GenericXmlApplicationContext ctx = new GenericXmlApplicationContext();
ctx.load("classpath:application-context.xml");
ctx.refresh();

The @Bean is scan, but I get the same exception.

And if I set this piece of code in the constructor of the FirstServiceImpl, it works (without Autowired) but I don´t think that is the best approach, because I would like to use the annotations.

GenericXmlApplicationContext ctx = new GenericXmlApplicationContext();
ctx.load("classpath:application-context.xml");
ctx.refresh();
firstDAO = ctx.getBean("firstDAO", FirstDAO.class);
ctx.close();

How can I get the firstDAO with the @Autowired annotation and without the above code? How should I manage the application-context? I really appreciate any critic.

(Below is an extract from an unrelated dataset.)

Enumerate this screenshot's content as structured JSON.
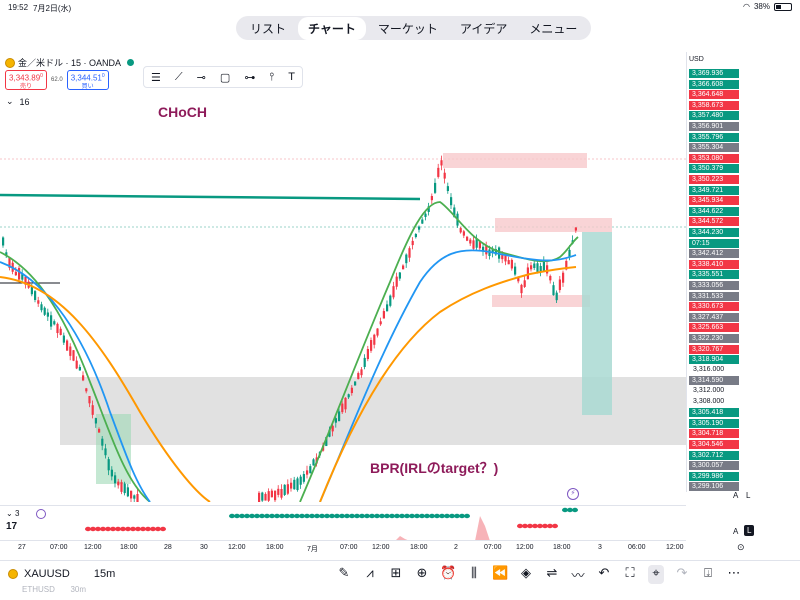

The @Autowired annotation will not work on components that aren't initialized by the Spring container. You are creating the FirstServiceImpl by hand, calling a parametrized constructor. Spring components also need a constructor which takes no arguments (the default constructor will also work if you do not explicitly specify one) because of the mechanism that Spring uses to create them (by reflection). You shall annotate you service classes with the @Service and your DAOs with the @Repository annotation to work properly. The main thing that you have to remember is to let Spring initialize as much components (services, DAOs, other beans) as possible. Therefore you can @Autowire them into other Spring components.